Wall adjacency

By ManateeX, in Imperial Assault Rules Questions

At the risk of Jabba spoilers I won't go into too many details, but there's one campaign mission that allows the rebels to perform a special action if they are adjacent to one of the tile walls. Which brought us to the question of what is considered adjacent to a wall, and whether a figure that is on a space next to a corner is considered adjacent. I'll see if I can't demonstrate with a grid here:

[X][X][X][O]

[X][X][O][O]

[X][O][R][O]

O = Empty Space, R = Rebel Figure, X = Nothing (empty tabletop space outside of the map tile)

One of us argued that the figure was next to a corner, not a wall, and was not actually adjacent to the wall. This person figured that a wall should work similarly to a door, which has the rule:

Quote

The spaces that share an edge with a door are the only spaces that are considered to be adjacent to that door.

The other argued that without any explicitly written rules, like the one above specifically written for doors, that adjacency should work just like it does for any other space, which is to say:

Quote

A space is adjacent to each other space that shares an edge or corner with the space.

To which the first person responded that the area outside of the tile isn't really a "space", and that we're not worried about being adjacent to that exterior "space" but rather to the wall itself (which lies on an edge).

I was one of those people, but I could actually see it going either way. More specifically I guess I can see how neither rule fully covers what it means to be adjacent to wall.

Anybody have any thoughts?

Edited by ManateeX

See also the core mission Incoming, which uses "adjacent to the outside edge of a map".

I think the adjacency rules won't help you much, because (like you found out) they only define adjacency to spaces or figures.
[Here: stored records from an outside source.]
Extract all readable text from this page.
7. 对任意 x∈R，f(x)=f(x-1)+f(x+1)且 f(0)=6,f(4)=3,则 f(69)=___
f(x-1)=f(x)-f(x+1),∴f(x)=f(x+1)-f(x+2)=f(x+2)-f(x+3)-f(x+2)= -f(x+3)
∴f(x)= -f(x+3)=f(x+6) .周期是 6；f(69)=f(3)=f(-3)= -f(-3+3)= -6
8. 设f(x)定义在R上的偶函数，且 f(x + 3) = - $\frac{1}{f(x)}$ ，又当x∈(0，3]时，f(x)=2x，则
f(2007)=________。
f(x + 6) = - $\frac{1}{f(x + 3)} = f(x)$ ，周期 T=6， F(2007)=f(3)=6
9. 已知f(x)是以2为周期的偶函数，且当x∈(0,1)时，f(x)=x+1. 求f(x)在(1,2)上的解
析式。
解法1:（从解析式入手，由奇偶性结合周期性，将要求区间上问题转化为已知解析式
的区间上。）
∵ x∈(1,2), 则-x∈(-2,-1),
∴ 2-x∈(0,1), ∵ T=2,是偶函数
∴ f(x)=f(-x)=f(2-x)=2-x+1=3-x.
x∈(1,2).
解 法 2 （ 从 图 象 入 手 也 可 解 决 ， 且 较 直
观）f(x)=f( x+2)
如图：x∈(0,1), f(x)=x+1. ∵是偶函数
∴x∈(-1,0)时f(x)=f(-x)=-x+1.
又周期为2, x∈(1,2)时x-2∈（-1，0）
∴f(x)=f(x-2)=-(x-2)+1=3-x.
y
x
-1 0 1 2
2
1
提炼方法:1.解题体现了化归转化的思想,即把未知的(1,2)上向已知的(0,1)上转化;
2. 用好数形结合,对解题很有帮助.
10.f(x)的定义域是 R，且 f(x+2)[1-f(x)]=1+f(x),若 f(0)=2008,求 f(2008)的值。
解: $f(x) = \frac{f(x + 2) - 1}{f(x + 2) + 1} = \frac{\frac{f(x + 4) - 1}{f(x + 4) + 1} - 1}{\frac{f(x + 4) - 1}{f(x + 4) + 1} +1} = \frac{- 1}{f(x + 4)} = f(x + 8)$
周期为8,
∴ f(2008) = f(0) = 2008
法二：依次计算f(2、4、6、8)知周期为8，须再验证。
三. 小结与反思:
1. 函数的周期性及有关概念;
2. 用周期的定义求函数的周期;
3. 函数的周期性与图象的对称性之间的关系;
You need to fall back to everyday interpretation of adjacent.

Thus, I would say if a space shares an edge or a corner with a wall, the space (and a figure occupying the space) is adjacent to the wall.
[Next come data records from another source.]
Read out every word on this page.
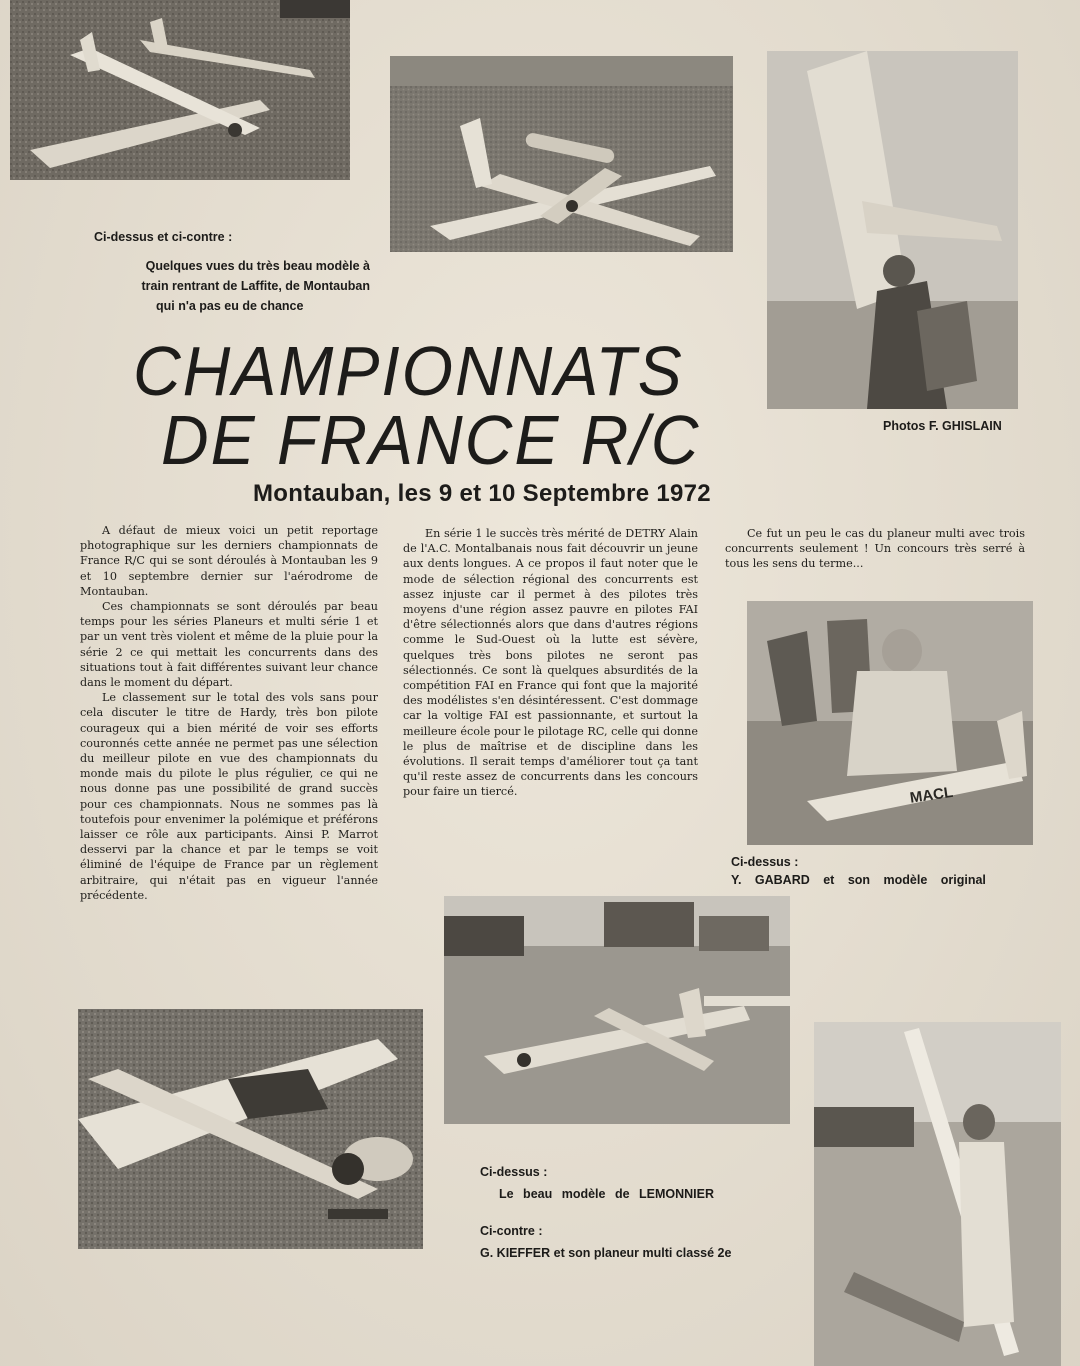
Ci-dessus et ci-contre :
Quelques vues du très beau modèle à
train rentrant de Laffite, de Montauban
qui n'a pas eu de chance
CHAMPIONNATS
DE FRANCE R/C	Photos F. GHISLAIN
Montauban, les 9 et 10 Septembre 1972

A défaut de mieux voici un petit reportage photographique sur les derniers championnats de France R/C qui se sont déroulés à Montauban les 9 et 10 septembre dernier sur l'aérodrome de Montauban.

Ces championnats se sont déroulés par beau temps pour les séries Planeurs et multi série 1 et par un vent très violent et même de la pluie pour la série 2 ce qui mettait les concurrents dans des situations tout à fait différentes suivant leur chance dans le moment du départ.

Le classement sur le total des vols sans pour cela discuter le titre de Hardy, très bon pilote courageux qui a bien mérité de voir ses efforts couronnés cette année ne permet pas une sélection du meilleur pilote en vue des championnats du monde mais du pilote le plus régulier, ce qui ne nous donne pas une possibilité de grand succès pour ces championnats. Nous ne sommes pas là toutefois pour envenimer la polémique et préférons laisser ce rôle aux participants. Ainsi P. Marrot desservi par la chance et par le temps se voit éliminé de l'équipe de France par un règlement arbitraire, qui n'était pas en vigueur l'année précédente.

En série 1 le succès très mérité de DETRY Alain de l'A.C. Montalbanais nous fait découvrir un jeune aux dents longues. A ce propos il faut noter que le mode de sélection régional des concurrents est assez injuste car il permet à des pilotes très moyens d'une région assez pauvre en pilotes FAI d'être sélectionnés alors que dans d'autres régions comme le Sud-Ouest où la lutte est sévère, quelques très bons pilotes ne seront pas sélectionnés. Ce sont là quelques absurdités de la compétition FAI en France qui font que la majorité des modélistes s'en désintéressent. C'est dommage car la voltige FAI est passionnante, et surtout la meilleure école pour le pilotage RC, celle qui donne le plus de maîtrise et de discipline dans les évolutions. Il serait temps d'améliorer tout ça tant qu'il reste assez de concurrents dans les concours pour faire un tiercé.

Ce fut un peu le cas du planeur multi avec trois concurrents seulement ! Un concours très serré à tous les sens du terme...

MACL
Ci-dessus :
Y. GABARD et son modèle original
Ci-dessus :
Le beau modèle de LEMONNIER
Ci-contre :
G. KIEFFER et son planeur multi classé 2e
If you consider thematics, it would be strange to exclude the spaces that only share a corner.

(Edit: doors are very special objects, so you can't infer anything from the door rules.)

Edited by a1bert

I'm about to play this mission, and I hadn't thought of that possible confusion yet. Thanks for pointing it out! I'm inclined to agree with a1bert on this; doors don't help much because they are bizarre, and everything else is adjacent even if only corners are touching.
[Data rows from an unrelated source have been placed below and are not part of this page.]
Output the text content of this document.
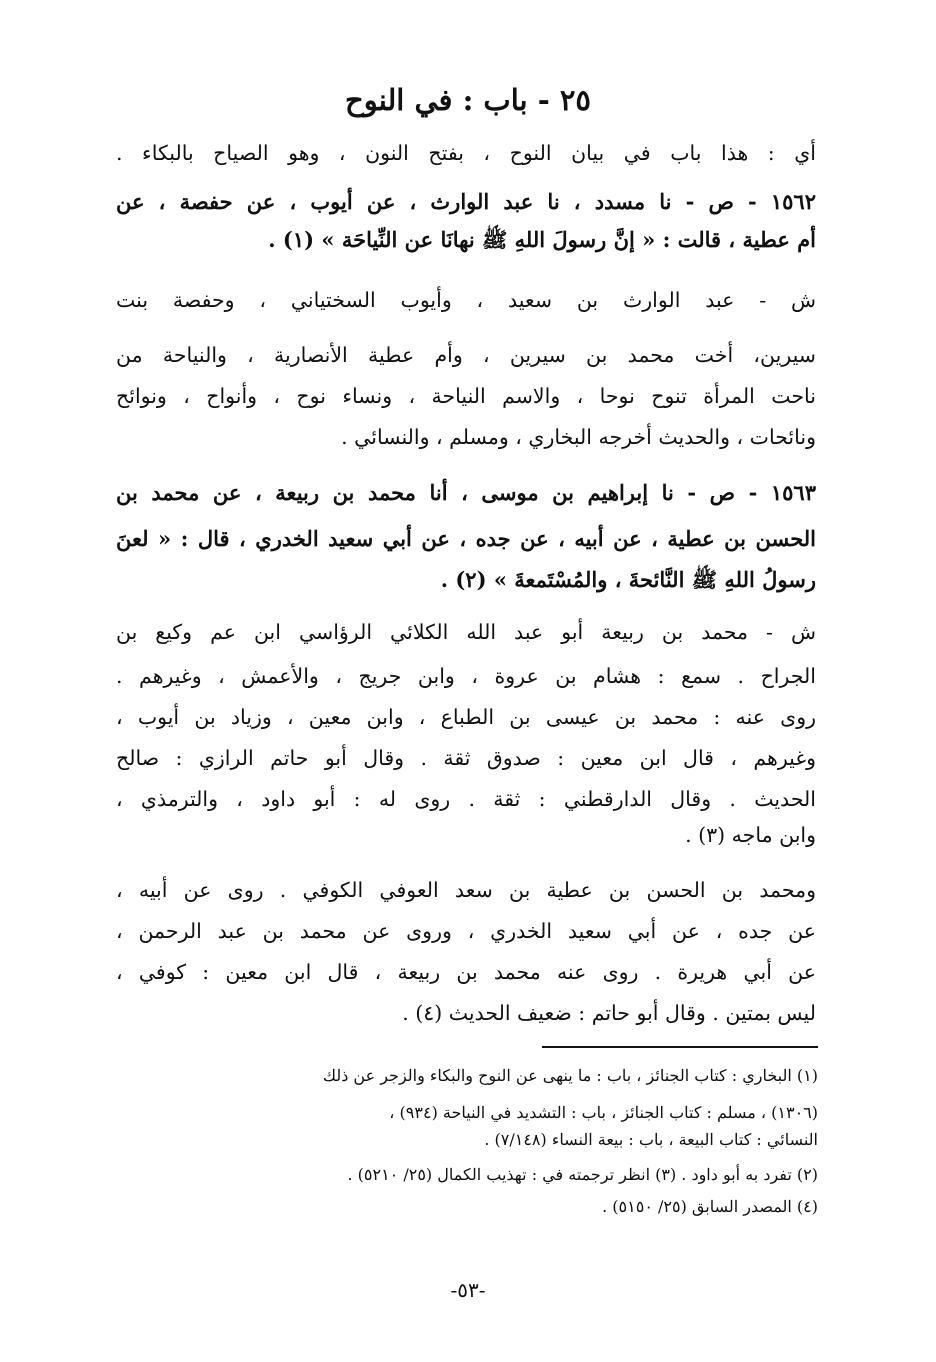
٢٥ - باب : في النوح
أي : هذا باب في بيان النوح ، بفتح النون ، وهو الصياح بالبكاء .
١٥٦٢ - ص - نا مسدد ، نا عبد الوارث ، عن أيوب ، عن حفصة ، عن
أم عطية ، قالت : « إنَّ رسولَ اللهِ ﷺ نهانَا عن النِّياحَة » (١) .
ش - عبد الوارث بن سعيد ، وأيوب السختياني ، وحفصة بنت
سيرين، أخت محمد بن سيرين ، وأم عطية الأنصارية ، والنياحة من
ناحت المرأة تنوح نوحا ، والاسم النياحة ، ونساء نوح ، وأنواح ، ونوائح
ونائحات ، والحديث أخرجه البخاري ، ومسلم ، والنسائي .
١٥٦٣ - ص - نا إبراهيم بن موسى ، أنا محمد بن ربيعة ، عن محمد بن
الحسن بن عطية ، عن أبيه ، عن جده ، عن أبي سعيد الخدري ، قال : « لعنَ
رسولُ اللهِ ﷺ النَّائحةَ ، والمُسْتَمعةَ » (٢) .
ش - محمد بن ربيعة أبو عبد الله الكلائي الرؤاسي ابن عم وكيع بن
الجراح . سمع : هشام بن عروة ، وابن جريج ، والأعمش ، وغيرهم .
روى عنه : محمد بن عيسى بن الطباع ، وابن معين ، وزياد بن أيوب ،
وغيرهم ، قال ابن معين : صدوق ثقة . وقال أبو حاتم الرازي : صالح
الحديث . وقال الدارقطني : ثقة . روى له : أبو داود ، والترمذي ،
وابن ماجه (٣) .
ومحمد بن الحسن بن عطية بن سعد العوفي الكوفي . روى عن أبيه ،
عن جده ، عن أبي سعيد الخدري ، وروى عن محمد بن عبد الرحمن ،
عن أبي هريرة . روى عنه محمد بن ربيعة ، قال ابن معين : كوفي ،
ليس بمتين . وقال أبو حاتم : ضعيف الحديث (٤) .
(١) البخاري : كتاب الجنائز ، باب : ما ينهى عن النوح والبكاء والزجر عن ذلك
(١٣٠٦) ، مسلم : كتاب الجنائز ، باب : التشديد في النياحة (٩٣٤) ،
النسائي : كتاب البيعة ، باب : بيعة النساء (٧/١٤٨) .
(٢) تفرد به أبو داود . (٣) انظر ترجمته في : تهذيب الكمال (٢٥/ ٥٢١٠) .
(٤) المصدر السابق (٢٥/ ٥١٥٠) .
-٥٣-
Glad to hear that we played it correctly in the end, or at least that we went with what seems to be the common interpretation. I figured that it would make sense from a thematic perspective that if you could move there then you could also do the special action there. But as with any edge case (hah!) in a board game like this, the thematically appropriate ruling is not always the correct one.

I agree with both of you, though, that since we don't seem to have been given an explicit ruling in the books that it makes sense to play thematically. Thanks!

Also in the end I don't think it would have ended up affecting the mission outcome either way, though it was starting to look tight there for a second.